What Do I Read Next?
Last Updated on July 29, 2019, by eNotes Editorial. Word Count: 283
Loot (1965) and What the Butler Saw (1969) are Orton's most famous plays and works that clearly show his mastery of stage farce.
Not in Front of the Audience: Homosexuality on Stage (1992), by Nicholas de Jongh is a thorough and interesting history of the portrayal of homosexual characters in theatre.
The Orton Diaries, (1986) edited by John Lahr, records the last eight months of Orton's life from December 1966 to August 1967, and includes entries from the diary Orton occasionally kept as an adolescent. Alarmingly explicit in its references to sexuality, these diaries create a portrait of Orton that helps the reader understand the audacious tone and themes of his plays.
The Room (1957) and The Birthday Party (1958) are two plays by fellow British dramatist Harold Pinter that clearly influenced Orton's early work. The Homecoming (1965) is a Pinter play that also involves an "intruder" and sexual sharing.
The Importance of Being Earnest (1895) by Oscar Wilde is a late nineteenth-century comedy of manners that set a brilliant standard for verbal wit that Orton perhaps comes close to matching.
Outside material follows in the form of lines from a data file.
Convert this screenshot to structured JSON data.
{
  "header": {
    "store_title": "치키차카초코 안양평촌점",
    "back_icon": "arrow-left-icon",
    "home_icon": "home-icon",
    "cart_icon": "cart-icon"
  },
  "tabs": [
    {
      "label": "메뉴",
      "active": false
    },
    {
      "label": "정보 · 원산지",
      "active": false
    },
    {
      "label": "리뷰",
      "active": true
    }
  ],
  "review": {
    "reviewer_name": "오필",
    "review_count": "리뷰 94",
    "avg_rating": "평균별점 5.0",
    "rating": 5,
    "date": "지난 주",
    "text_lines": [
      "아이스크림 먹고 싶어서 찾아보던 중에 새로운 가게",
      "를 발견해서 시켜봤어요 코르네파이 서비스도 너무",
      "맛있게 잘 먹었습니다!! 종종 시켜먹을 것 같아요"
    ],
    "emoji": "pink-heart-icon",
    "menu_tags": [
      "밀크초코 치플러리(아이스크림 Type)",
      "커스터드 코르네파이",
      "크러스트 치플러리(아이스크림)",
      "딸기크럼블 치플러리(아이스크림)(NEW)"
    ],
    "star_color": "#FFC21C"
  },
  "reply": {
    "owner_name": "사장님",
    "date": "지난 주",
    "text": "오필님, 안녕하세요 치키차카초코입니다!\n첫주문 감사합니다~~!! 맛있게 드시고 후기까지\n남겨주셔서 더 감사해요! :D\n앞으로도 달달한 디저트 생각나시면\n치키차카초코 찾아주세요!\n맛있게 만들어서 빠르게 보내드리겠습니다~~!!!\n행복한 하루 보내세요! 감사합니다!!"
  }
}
In a now widely quoted phrase used in a review of Loot, London theatre critic Ronald Bryden dubbed Orton the "Oscar Wilde of Welfare State gentility."
Not Now Darling (1967) and Run for Your Wife (1983) by Ray Cooney are more conventional, commercial British farces that simply seek to entertain their audiences with fast-moving plots and jokes that resemble television sitcoms. While A Little Hotel on the Side (1894) or A Flea in Her Ear (1907) by the French "Father of Modern Farce," Georges Feydeau, demonstrate how sex can be treated almost antiseptically in farce, Hay Fever (1925) or Private Lives (1930) by Noel Coward show classic British farce that focuses more on witty dialogue than sexual commotion.